Tyler Butterworth is an American sergeant first class in the Virginia Army National Guard and a civilian police officer. He posts humorous videos on social media depicting aspects of military life, which he uses as a recruitment tool for the National Guard.

== Career ==
Butterworth enlisted in the Virginia Army National Guard at 18 years old as an infantryman after being moved by the events of September 11 attacks. His service included a year-long deployment in support of Operation Iraq Freedom, followed by a reconnaissance mission deployment in Iraq. Upon returning, he attended community college while balancing a civilian career and part-time National Guard service.

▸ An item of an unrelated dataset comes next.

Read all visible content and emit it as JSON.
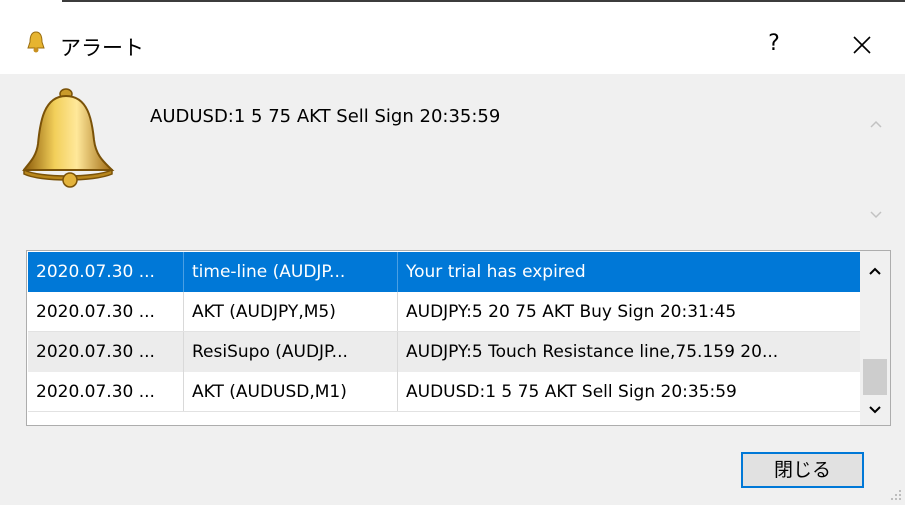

Butterworth is a civilian police officer. Based in Arlington, Virginia, he transitioned into the Virginia Army National Guard's recruiting and retention battalion, focusing on reaching potential recruits through digital media. He later joined the National Guard Bureau's marketing team, using platforms like Instagram, TikTok, and YouTube to reach a younger audience.

Beginning in 2022, Butterworth's comedic social media videos under the handle @Butterworthdasyrup gained a large following. These videos humorously depict various aspects of military life, such as ASMR parodies and humorous takes on military meals. The content became an informal recruiting tool, with approximately 90 percent of his enlistments coming from social media engagement. Although his social media activity is personal and not officially endorsed by the U.S. Department of Defense, he adheres to its social media guidelines. In 2024, Butterworth started a ration-pack tasting series on YouTube, where he reviews military rations from various countries.